Week 5 Lecture 5 - Nativist approaches Flashcards
What does the nativist approach assume about language acquisition?
- children learn language with innate machinery that is specific to language
- universal grammar
What do nativist argue that utterances are? Why?
- children’s utterances are creative because they have access to innate grammatical rules
What do Constructivists argue that utterances are? Why?
- children’s utterances are creative because creativity is based on the use of lexical frames learned from the language the child hears
What do nativist argue about adult word order?
children observe adult word order because they have an abstract rule
What do constructivists argue about adult word order?
children observe adult word order because they pick up high frequency lexical frames from their input
What do nativist argue about generalisations?
they provide evidence of abstract (innate) rules
What do constrcutivists argue about generalisations?
generalisations demonstrate that children learn these patterns gradually from distributional analysis of the languages they hear
What are the nativist assumptions?
- grammar is a symbolic computational system which process the relationships between abstract variables
- grammatical categories and rules are there from birth
- predict that the acquisition of a particular aspect of grammar should have an all-or-nothing quality
What are 2 general predictions of the nativist approach?
1.) children should learn these innately specified aspects of grammar very early on
2.) children should show consistent treatment of members of a particular grammatical category
What are the principles are parameters of Universal Grammar?
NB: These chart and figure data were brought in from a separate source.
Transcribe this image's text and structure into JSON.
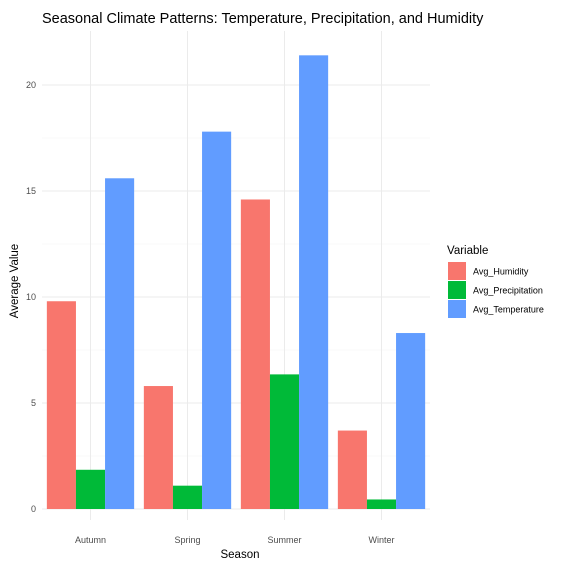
{
  "chart_data": {
    "type": "bar",
    "title": "Seasonal Climate Patterns: Temperature, Precipitation, and Humidity",
    "xlabel": "Season",
    "ylabel": "Average Value",
    "categories": [
      "Autumn",
      "Spring",
      "Summer",
      "Winter"
    ],
    "series": [
      {
        "name": "Avg_Humidity",
        "color": "#F8766D",
        "values": [
          9.8,
          5.8,
          14.6,
          3.7
        ]
      },
      {
        "name": "Avg_Precipitation",
        "color": "#00BA38",
        "values": [
          1.85,
          1.1,
          6.35,
          0.45
        ]
      },
      {
        "name": "Avg_Temperature",
        "color": "#619CFF",
        "values": [
          15.6,
          17.8,
          21.4,
          8.3
        ]
      }
    ],
    "yticks": [
      0,
      5,
      10,
      15,
      20
    ],
    "ylim": [
      0,
      22.5
    ],
    "grid": true,
    "legend": {
      "title": "Variable",
      "position": "right"
    }
  }
}
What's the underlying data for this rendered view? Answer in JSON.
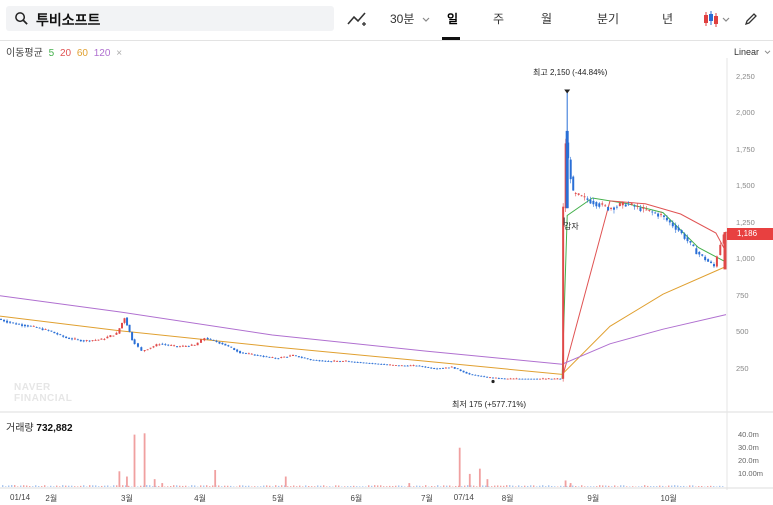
{
  "header": {
    "stock_name": "투비소프트",
    "interval_label": "30분",
    "tabs": [
      "일",
      "주",
      "월",
      "분기",
      "년"
    ],
    "active_tab": "일",
    "icons": [
      "search-icon",
      "draw-line-icon",
      "chevron-down-icon",
      "candle-type-icon",
      "pencil-icon"
    ]
  },
  "indicators": {
    "label": "이동평균",
    "periods": [
      "5",
      "20",
      "60",
      "120"
    ],
    "colors": [
      "#43b04b",
      "#e05353",
      "#e0a030",
      "#b070d0"
    ]
  },
  "scale_label": "Linear",
  "watermark": [
    "NAVER",
    "FINANCIAL"
  ],
  "chart_data": {
    "type": "candlestick",
    "x_ticks": [
      "01/14",
      "2월",
      "3월",
      "4월",
      "5월",
      "6월",
      "7월",
      "07/14",
      "8월",
      "9월",
      "10월"
    ],
    "y_ticks": [
      2250,
      2000,
      1750,
      1500,
      1250,
      1000,
      750,
      500,
      250
    ],
    "ylim": [
      0,
      2300
    ],
    "current_price": "1,186",
    "annotations": {
      "high": "최고 2,150 (-44.84%)",
      "low": "최저 175 (+577.71%)",
      "event": "감자"
    },
    "price_points": [
      [
        "01/14",
        590
      ],
      [
        "01/20",
        560
      ],
      [
        "01/27",
        540
      ],
      [
        "02/03",
        510
      ],
      [
        "02/10",
        460
      ],
      [
        "02/17",
        440
      ],
      [
        "02/24",
        450
      ],
      [
        "03/01",
        490
      ],
      [
        "03/04",
        600
      ],
      [
        "03/07",
        450
      ],
      [
        "03/11",
        370
      ],
      [
        "03/18",
        420
      ],
      [
        "03/25",
        400
      ],
      [
        "04/01",
        410
      ],
      [
        "04/05",
        460
      ],
      [
        "04/12",
        420
      ],
      [
        "04/19",
        360
      ],
      [
        "04/26",
        340
      ],
      [
        "05/03",
        320
      ],
      [
        "05/10",
        340
      ],
      [
        "05/17",
        310
      ],
      [
        "05/24",
        300
      ],
      [
        "05/31",
        300
      ],
      [
        "06/07",
        290
      ],
      [
        "06/14",
        280
      ],
      [
        "06/21",
        270
      ],
      [
        "06/28",
        270
      ],
      [
        "07/05",
        250
      ],
      [
        "07/12",
        260
      ],
      [
        "07/19",
        210
      ],
      [
        "07/26",
        190
      ],
      [
        "08/02",
        180
      ],
      [
        "08/09",
        180
      ],
      [
        "08/16",
        180
      ],
      [
        "08/24",
        180
      ],
      [
        "08/25",
        1350
      ],
      [
        "08/26",
        1800
      ],
      [
        "08/29",
        1450
      ],
      [
        "09/05",
        1400
      ],
      [
        "09/12",
        1350
      ],
      [
        "09/19",
        1380
      ],
      [
        "09/26",
        1340
      ],
      [
        "10/03",
        1300
      ],
      [
        "10/10",
        1200
      ],
      [
        "10/17",
        1050
      ],
      [
        "10/24",
        950
      ],
      [
        "10/28",
        1186
      ]
    ],
    "ma_lines": {
      "5": [
        [
          "08/24",
          180
        ],
        [
          "08/26",
          1300
        ],
        [
          "09/05",
          1420
        ],
        [
          "09/19",
          1380
        ],
        [
          "10/03",
          1320
        ],
        [
          "10/17",
          1080
        ],
        [
          "10/28",
          980
        ]
      ],
      "20": [
        [
          "08/24",
          180
        ],
        [
          "09/12",
          1400
        ],
        [
          "09/26",
          1380
        ],
        [
          "10/10",
          1310
        ],
        [
          "10/24",
          1180
        ],
        [
          "10/28",
          1050
        ]
      ],
      "60": [
        [
          "01/14",
          610
        ],
        [
          "03/01",
          510
        ],
        [
          "05/01",
          400
        ],
        [
          "07/01",
          300
        ],
        [
          "08/24",
          210
        ],
        [
          "09/12",
          540
        ],
        [
          "10/03",
          760
        ],
        [
          "10/28",
          950
        ]
      ],
      "120": [
        [
          "01/14",
          750
        ],
        [
          "03/01",
          640
        ],
        [
          "05/01",
          480
        ],
        [
          "07/01",
          370
        ],
        [
          "08/24",
          280
        ],
        [
          "09/12",
          420
        ],
        [
          "10/03",
          520
        ],
        [
          "10/28",
          620
        ]
      ]
    },
    "volume": {
      "label": "거래량",
      "latest": "732,882",
      "y_ticks": [
        "40.0m",
        "30.0m",
        "20.0m",
        "10.00m"
      ],
      "ymax": 42,
      "spikes": [
        [
          "03/01",
          12
        ],
        [
          "03/04",
          8
        ],
        [
          "03/07",
          40
        ],
        [
          "03/11",
          41
        ],
        [
          "03/15",
          6
        ],
        [
          "03/18",
          3
        ],
        [
          "04/08",
          13
        ],
        [
          "05/06",
          8
        ],
        [
          "06/24",
          3
        ],
        [
          "07/14",
          30
        ],
        [
          "07/18",
          10
        ],
        [
          "07/22",
          14
        ],
        [
          "07/25",
          6
        ],
        [
          "08/25",
          5
        ],
        [
          "08/27",
          3
        ]
      ]
    }
  }
}
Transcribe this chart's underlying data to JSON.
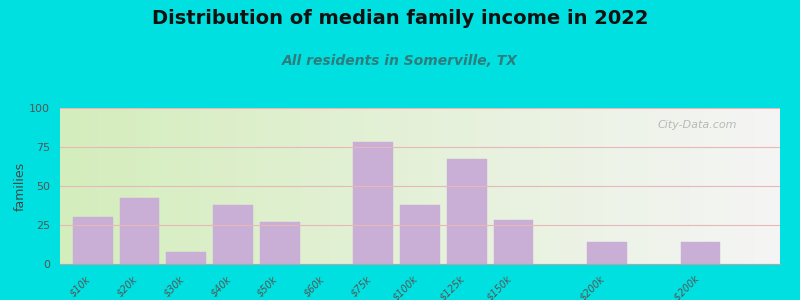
{
  "title": "Distribution of median family income in 2022",
  "subtitle": "All residents in Somerville, TX",
  "categories": [
    "$10k",
    "$20k",
    "$30k",
    "$40k",
    "$50k",
    "$60k",
    "$75k",
    "$100k",
    "$125k",
    "$150k",
    "$200k",
    "> $200k"
  ],
  "bar_positions": [
    0,
    1,
    2,
    3,
    4,
    5,
    6,
    7,
    8,
    9,
    11,
    13
  ],
  "bar_heights": [
    30,
    42,
    8,
    38,
    27,
    0,
    78,
    38,
    67,
    28,
    14,
    14
  ],
  "bar_color": "#c9aed6",
  "bar_edgecolor": "#c9aed6",
  "ylabel": "families",
  "ylim": [
    0,
    100
  ],
  "yticks": [
    0,
    25,
    50,
    75,
    100
  ],
  "bg_outer": "#00e0e0",
  "bg_left": "#d4edbc",
  "bg_right": "#f5f5f5",
  "grid_color": "#e8b8b8",
  "title_fontsize": 14,
  "subtitle_fontsize": 10,
  "watermark": "City-Data.com",
  "xlim_min": -0.7,
  "xlim_max": 14.7
}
- all the possible rules for languages are innate
- grammar rules apply in all languages
- where the rules of grammar differ across languages, they do so in highly constrained ways which are encoded by parameters
- children need to work out which parameter settings apply for the language they are learning
What are the theoretical advantages of UG?
- avoids problem of explaining how children acquire complex grammatical rules
- allows a unified theory of acquisition across languages whilst explaining how languages differ
What empirical evidence is there for principles and parameters?
- children’s early utterances observes adult word order (parameter set)
- children are productive from early on
- children show productive use of some Noun and Verb inflection from age 2.5 and readily combine novel Nouns with other words
children understand role of word order from 2yo (preferential looking studies)
What does evidence from preferential looking studies suggest?
- children can identify the correct picture to match subject-verb-object sentences from a choice of 2 causal actions (Gertner, Fishers & Eisengart, 2006)
Taken as evidence for setting the word order pattern
Is there clear results for distinguishing non-causal actions described with subject-verb construction? (Preferential looking studies)
No not as clear as for causal action
Disagreement as to what these results mean - comprehension vs. production
What are some theoretical problems for UG?
- parameters not clearly specified
- unclear how children avoid setting parameters incorrectly
- bilingualism –> how do children set 2 or more versions of the same parameter?